I'm feeling an urge to run a #ttrpg next semester, while I'm still on sabbatical and have the time to make this plausible.
Genre? Probably space opera or fantasy.
System? That's the question. I recently ran FATE and I think I want something a little crunchier, more on the "players face the challenge placed by the GM" end than "collaborative storytelling". I'm interested in a good pre-written adventure.
Candidates:
Savage Worlds. I like the level of detail, as well as the use of polyhedral dice, but the settings and adventures I've looked at (Seven Worlds, The Last Parsec) seem dry and vague.
GURPS. Maybe too heavy? The focused Dungeon Fantasy box is intriguing and has good reviews.

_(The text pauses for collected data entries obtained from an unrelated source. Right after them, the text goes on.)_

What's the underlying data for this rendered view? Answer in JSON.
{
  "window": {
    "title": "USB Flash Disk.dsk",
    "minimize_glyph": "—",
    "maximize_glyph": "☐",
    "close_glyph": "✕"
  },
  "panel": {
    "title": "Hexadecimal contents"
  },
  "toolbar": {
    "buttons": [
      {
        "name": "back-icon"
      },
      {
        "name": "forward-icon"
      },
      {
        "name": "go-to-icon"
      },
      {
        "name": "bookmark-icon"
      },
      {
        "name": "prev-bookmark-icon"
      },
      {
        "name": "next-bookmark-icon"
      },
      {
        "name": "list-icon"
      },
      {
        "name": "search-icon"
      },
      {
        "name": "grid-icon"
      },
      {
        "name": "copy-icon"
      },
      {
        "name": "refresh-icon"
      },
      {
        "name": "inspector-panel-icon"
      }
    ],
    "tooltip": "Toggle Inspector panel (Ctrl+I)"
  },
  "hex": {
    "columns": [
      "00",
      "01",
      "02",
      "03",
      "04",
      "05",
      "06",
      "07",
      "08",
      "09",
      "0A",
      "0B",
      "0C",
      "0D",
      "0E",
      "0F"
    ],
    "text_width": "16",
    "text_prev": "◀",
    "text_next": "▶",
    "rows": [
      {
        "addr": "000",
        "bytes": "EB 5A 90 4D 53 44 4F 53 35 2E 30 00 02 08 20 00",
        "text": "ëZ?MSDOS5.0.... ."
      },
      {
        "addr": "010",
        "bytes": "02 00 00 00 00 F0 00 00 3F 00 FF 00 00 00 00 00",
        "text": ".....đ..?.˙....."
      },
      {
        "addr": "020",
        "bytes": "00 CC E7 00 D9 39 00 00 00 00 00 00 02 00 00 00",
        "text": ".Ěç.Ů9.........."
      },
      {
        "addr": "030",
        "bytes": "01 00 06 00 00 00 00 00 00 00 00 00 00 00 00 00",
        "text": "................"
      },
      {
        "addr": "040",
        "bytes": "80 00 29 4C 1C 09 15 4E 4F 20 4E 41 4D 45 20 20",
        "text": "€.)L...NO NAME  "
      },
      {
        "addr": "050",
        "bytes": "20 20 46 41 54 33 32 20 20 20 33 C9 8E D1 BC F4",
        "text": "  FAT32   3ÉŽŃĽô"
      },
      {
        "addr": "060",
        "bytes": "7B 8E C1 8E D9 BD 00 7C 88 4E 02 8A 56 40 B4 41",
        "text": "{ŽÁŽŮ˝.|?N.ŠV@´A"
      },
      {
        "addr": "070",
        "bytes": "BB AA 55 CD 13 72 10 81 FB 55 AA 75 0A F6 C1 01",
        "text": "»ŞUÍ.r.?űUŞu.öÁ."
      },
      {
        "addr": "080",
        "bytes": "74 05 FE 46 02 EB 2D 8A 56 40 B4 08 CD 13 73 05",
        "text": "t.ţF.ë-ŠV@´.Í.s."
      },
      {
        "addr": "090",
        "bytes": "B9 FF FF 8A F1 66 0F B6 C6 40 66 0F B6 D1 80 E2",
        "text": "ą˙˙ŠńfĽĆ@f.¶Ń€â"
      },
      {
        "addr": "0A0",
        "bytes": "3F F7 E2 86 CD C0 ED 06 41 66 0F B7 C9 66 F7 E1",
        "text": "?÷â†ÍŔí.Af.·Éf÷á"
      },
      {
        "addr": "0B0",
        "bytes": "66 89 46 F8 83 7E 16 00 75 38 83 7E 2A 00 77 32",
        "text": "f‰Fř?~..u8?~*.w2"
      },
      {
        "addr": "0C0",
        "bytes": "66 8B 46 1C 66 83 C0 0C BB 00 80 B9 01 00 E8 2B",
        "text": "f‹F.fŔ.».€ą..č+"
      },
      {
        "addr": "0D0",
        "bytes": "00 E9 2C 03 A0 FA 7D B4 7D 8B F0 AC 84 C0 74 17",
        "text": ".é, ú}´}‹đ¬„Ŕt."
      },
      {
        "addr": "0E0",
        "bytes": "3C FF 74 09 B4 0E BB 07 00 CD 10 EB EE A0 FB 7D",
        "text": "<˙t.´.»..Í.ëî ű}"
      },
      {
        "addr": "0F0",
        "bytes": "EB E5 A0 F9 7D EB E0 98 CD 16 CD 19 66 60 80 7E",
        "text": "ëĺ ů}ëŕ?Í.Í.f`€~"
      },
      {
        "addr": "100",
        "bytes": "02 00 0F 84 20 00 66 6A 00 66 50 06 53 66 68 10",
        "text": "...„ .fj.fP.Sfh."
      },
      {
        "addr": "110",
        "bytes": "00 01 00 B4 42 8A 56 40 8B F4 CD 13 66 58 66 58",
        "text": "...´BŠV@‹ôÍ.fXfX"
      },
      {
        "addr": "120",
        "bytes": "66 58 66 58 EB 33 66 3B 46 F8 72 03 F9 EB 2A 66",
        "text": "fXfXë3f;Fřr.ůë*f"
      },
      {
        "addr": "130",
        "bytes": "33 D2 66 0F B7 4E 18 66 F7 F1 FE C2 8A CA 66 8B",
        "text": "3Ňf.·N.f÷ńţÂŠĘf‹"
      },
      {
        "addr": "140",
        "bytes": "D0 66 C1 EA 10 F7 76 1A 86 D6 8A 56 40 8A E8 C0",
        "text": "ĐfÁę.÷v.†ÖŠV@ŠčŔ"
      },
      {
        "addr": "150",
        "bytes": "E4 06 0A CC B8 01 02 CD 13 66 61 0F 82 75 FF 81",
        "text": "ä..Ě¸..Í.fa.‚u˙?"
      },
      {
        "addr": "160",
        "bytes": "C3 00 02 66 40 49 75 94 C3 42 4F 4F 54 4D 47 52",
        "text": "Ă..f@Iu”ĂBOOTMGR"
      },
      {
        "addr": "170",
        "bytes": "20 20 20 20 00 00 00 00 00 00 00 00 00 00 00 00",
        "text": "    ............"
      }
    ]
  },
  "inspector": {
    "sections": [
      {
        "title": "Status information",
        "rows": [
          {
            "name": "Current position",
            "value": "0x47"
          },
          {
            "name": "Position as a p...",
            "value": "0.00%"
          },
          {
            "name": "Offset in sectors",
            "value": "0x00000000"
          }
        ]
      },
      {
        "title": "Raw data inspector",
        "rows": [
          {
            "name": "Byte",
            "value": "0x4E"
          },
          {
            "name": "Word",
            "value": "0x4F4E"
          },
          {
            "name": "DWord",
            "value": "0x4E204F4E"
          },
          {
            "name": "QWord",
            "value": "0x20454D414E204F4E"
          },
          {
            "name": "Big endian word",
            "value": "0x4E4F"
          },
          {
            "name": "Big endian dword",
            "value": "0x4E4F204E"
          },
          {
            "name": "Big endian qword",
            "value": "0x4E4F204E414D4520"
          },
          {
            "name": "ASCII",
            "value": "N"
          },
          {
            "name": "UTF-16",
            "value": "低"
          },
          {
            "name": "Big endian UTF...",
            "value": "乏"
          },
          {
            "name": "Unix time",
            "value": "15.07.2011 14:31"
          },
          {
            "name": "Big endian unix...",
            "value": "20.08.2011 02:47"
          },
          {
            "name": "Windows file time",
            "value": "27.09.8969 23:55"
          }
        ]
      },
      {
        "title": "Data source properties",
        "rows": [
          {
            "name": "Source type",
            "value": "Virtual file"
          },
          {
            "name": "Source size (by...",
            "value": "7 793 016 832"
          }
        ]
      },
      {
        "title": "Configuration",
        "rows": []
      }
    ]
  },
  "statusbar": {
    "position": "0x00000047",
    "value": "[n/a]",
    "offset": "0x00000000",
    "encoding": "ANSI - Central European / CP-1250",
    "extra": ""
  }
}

Traveller (Mongoose). Again, the adventures out there look very dry. It sounds like you might get through the first two Marches adventures without any combat. I'm not saying I want a mercenary campaign, but action/adventure works better than extended wandering.
D&D 5E. The obvious, easy answer, but overdone and a bit too Hasbro-y. All other things being equal, I prefer skills over classes.
Dungeon Crawl Classics. Fun to be had from the 0-level funnel and spell misfires, but the 1970s-era worldview is borderline problematic.
Nudge me, Mastodon!
@benmckenzie I have Scum & Villainy, but haven't played it. The notion is intriguing, but after FATE I'm looking for something crunchier. S&V probably isn't it, given that the index has no entry for "combat" and the "conflicts" section just has two sub-entries for "example of avoiding" and "PC vs PC".
I hadn't really explored the others -- thanks!
@peterdrake it’s crunchy in other ways, but not, it’s true, in terms of combat, which uses the same system as everything else. If that’s what you’re after then Aeon: Trinity might be more your style, or even Starfinder, though I’d probably wait for the second edition of that one.